Le 14 mars 1793, le sergent Adam Vrooman, un loyaliste de l’Empire-Uni, ligote violemment Chloe Cooley, une femme noire qu’il a réduite en esclavage, à l’aide d’une corde. (Voir aussi Loyalistes au Canada.) Deux hommes l’aident : son frère Isaac et un des cinq fils de McGregory Van Every, un loyaliste de l’Empire-Uni. Ensemble, ils embarquent Chloe Cooley dans un bateau et lui font traverser la rivière Niagara pour la vendre dans l’État de New York. Elle résiste farouchement, mais sans succès.

Les cris perçants de Chloe Cooley permettent à Peter Martin, un loyaliste noir autrefois réduit en esclavage par John Butler, de comprendre ce qui se passe.

Peter Martin, un ancien combattant du régiment des Butler’s Rangers, est accompagné d’un témoin, William Grisley, lorsqu’il rend compte de l’incident au lieutenant-gouverneur John Graves Simcoe et au Conseil exécutif du Haut-Canada à Newark (de nos jours Niagara-on-the-Lake, en Ontario). William Grisley, un résident blanc de Mississauga Point, située à proximité, offre un témoignage détaillé des événements. En effet, cet employé du sergent Adam Vrooman se trouvait à bord du bateau transportant Chloe Cooley, mais il n’a pas aidé ceux qui l’ont ligotée.

Le lieutenant-gouverneur Simcoe se sert de l’incident relatif à Chloe Cooley pour présenter une loi visant à abolir l’esclavage au Haut-Canada.

Esclavage au Haut-Canada

Des abolitionnistes britanniques, dont William Wilberforce, James Ramsay, Granville Sharp et Thomas Clarkson, s’opposent à la traite transatlantique des esclaves depuis les années 1770. (Voir aussi Esclavage des Noirs au Canada.) Le lieutenant-gouverneur John Graves Simcoe est influencé par ce mouvement abolitionniste en plein essor avant son arrivée au Haut-Canada en 1791. À cette époque, les abolitionnistes d’origine africaine jouent aussi un rôle clé dans la lutte. Olaudah Equiano (également connu sous le nom de Gustavus Vassa), autrefois réduit en esclavage en Angleterre, publie son autobiographie en 1789, puis parcourt le Royaume-Uni pour dénoncer la barbarie de l’esclavage. Ces opinions abolitionnistes se propagent jusqu’au Haut-Canada, où John Graves Simcoe et le procureur général John White sont à la tête du mouvement pour l’abolition.

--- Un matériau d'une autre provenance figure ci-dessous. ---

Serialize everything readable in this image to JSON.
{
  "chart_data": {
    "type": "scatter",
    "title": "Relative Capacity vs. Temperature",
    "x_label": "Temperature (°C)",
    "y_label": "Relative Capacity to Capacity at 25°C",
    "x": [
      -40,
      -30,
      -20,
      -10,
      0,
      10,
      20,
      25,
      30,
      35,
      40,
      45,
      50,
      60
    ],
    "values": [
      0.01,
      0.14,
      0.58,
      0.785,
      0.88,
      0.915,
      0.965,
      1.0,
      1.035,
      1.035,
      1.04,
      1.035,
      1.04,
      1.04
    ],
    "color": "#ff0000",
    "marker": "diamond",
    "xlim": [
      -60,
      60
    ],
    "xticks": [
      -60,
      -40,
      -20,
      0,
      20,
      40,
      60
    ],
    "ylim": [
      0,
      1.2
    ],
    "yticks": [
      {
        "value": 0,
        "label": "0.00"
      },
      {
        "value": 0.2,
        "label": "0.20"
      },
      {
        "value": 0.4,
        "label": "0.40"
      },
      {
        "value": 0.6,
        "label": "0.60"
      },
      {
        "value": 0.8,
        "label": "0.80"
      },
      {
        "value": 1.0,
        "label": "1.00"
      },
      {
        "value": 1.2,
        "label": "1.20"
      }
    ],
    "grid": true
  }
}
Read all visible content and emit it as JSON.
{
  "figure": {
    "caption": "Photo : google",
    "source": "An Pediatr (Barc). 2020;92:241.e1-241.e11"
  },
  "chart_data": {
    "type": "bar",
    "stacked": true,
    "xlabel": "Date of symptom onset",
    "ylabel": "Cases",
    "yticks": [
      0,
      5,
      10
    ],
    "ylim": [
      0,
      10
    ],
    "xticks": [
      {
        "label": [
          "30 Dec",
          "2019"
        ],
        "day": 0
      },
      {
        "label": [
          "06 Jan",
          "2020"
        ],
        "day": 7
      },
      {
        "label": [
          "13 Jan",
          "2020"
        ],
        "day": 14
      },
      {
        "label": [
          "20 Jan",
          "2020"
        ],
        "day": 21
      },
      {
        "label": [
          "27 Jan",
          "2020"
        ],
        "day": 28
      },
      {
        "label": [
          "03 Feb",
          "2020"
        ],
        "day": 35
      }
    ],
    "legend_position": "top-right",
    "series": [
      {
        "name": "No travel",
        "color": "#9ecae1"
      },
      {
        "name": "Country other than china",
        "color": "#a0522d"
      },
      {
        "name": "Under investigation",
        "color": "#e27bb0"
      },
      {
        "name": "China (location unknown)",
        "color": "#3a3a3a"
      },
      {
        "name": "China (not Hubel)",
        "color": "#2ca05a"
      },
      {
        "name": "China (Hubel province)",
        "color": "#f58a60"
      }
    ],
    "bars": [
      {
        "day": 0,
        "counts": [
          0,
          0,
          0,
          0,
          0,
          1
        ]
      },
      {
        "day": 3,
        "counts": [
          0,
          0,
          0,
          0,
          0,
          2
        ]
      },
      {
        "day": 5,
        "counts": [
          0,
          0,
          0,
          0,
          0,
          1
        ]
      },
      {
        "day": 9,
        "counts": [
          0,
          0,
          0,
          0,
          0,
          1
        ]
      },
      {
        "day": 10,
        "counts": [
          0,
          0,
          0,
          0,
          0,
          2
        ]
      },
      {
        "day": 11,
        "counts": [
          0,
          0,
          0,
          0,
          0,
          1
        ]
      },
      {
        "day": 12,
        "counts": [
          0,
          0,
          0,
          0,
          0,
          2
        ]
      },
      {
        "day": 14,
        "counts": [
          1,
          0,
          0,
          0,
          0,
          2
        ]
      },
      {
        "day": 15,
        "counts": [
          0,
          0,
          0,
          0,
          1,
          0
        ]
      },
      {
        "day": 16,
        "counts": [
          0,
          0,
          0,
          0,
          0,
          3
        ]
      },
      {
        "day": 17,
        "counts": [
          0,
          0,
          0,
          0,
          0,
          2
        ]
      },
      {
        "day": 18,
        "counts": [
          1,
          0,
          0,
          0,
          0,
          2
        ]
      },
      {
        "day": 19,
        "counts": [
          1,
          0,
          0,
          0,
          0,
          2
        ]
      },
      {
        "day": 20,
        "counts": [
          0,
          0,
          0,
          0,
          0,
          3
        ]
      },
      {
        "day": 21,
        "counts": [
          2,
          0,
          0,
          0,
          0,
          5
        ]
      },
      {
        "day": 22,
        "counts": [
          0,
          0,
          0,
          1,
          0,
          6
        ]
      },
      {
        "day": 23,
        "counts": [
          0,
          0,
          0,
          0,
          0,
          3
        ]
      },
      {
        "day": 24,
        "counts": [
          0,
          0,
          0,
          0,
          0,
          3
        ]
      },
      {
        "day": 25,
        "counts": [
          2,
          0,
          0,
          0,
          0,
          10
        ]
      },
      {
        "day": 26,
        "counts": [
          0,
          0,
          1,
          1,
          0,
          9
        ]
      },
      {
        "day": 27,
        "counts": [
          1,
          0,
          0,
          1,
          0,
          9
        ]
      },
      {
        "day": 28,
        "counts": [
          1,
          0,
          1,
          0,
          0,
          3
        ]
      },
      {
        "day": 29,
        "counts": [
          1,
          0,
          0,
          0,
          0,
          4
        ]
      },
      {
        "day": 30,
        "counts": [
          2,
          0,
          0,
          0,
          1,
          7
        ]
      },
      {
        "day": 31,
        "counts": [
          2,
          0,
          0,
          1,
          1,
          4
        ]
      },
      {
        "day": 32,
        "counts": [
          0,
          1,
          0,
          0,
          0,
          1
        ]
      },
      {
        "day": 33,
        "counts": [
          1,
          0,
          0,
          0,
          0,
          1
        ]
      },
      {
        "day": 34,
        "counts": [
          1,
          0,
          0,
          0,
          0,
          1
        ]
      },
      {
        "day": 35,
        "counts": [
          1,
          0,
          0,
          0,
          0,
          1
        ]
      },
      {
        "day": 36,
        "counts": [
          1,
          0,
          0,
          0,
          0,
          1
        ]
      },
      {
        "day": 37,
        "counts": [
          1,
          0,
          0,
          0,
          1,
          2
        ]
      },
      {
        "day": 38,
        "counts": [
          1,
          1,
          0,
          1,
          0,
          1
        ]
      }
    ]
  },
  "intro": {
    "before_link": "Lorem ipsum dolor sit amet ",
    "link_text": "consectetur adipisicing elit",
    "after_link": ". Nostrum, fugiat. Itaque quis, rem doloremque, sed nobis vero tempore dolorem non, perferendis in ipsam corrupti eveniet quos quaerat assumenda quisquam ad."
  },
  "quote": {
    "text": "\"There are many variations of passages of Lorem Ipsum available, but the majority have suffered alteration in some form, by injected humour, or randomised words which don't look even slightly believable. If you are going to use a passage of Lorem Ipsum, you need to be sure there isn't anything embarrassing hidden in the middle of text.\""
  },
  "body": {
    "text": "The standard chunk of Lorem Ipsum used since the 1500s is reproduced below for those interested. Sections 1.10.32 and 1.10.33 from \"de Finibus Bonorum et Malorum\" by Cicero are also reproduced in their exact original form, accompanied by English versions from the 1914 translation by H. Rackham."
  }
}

Lieutenant-Governor John Graves Simcoe

Il faut dire que le droit anglais ne reconnaît aucun statut aux personnes réduites en esclavage. Alors que le droit civil français, en vertu du Code noir, offre une protection limitée à ces personnes, le droit britannique traite Chloe Cooley et les autres personnes réduites en esclavage comme des biens. Cela signifie qu’elles n’ont aucun droit en tant que personnes et peuvent légalement être vendues comme des objets. Le jugement rendu en 1772 dans l’affaire Somerset c. Stewart, qui rend l’esclavage illégal en Angleterre, ne s’applique pas aux colonies britanniques. Ainsi, des personnes noires réduites en esclavage sont achetées et vendues aux côtés de meubles et d’animaux d’élevage. Elles sont également léguées par testament ou offertes en cadeau. Le lieutenant-gouverneur du Haut-Canada est légalement impuissant face au « droit de propriété » des esclavagistes.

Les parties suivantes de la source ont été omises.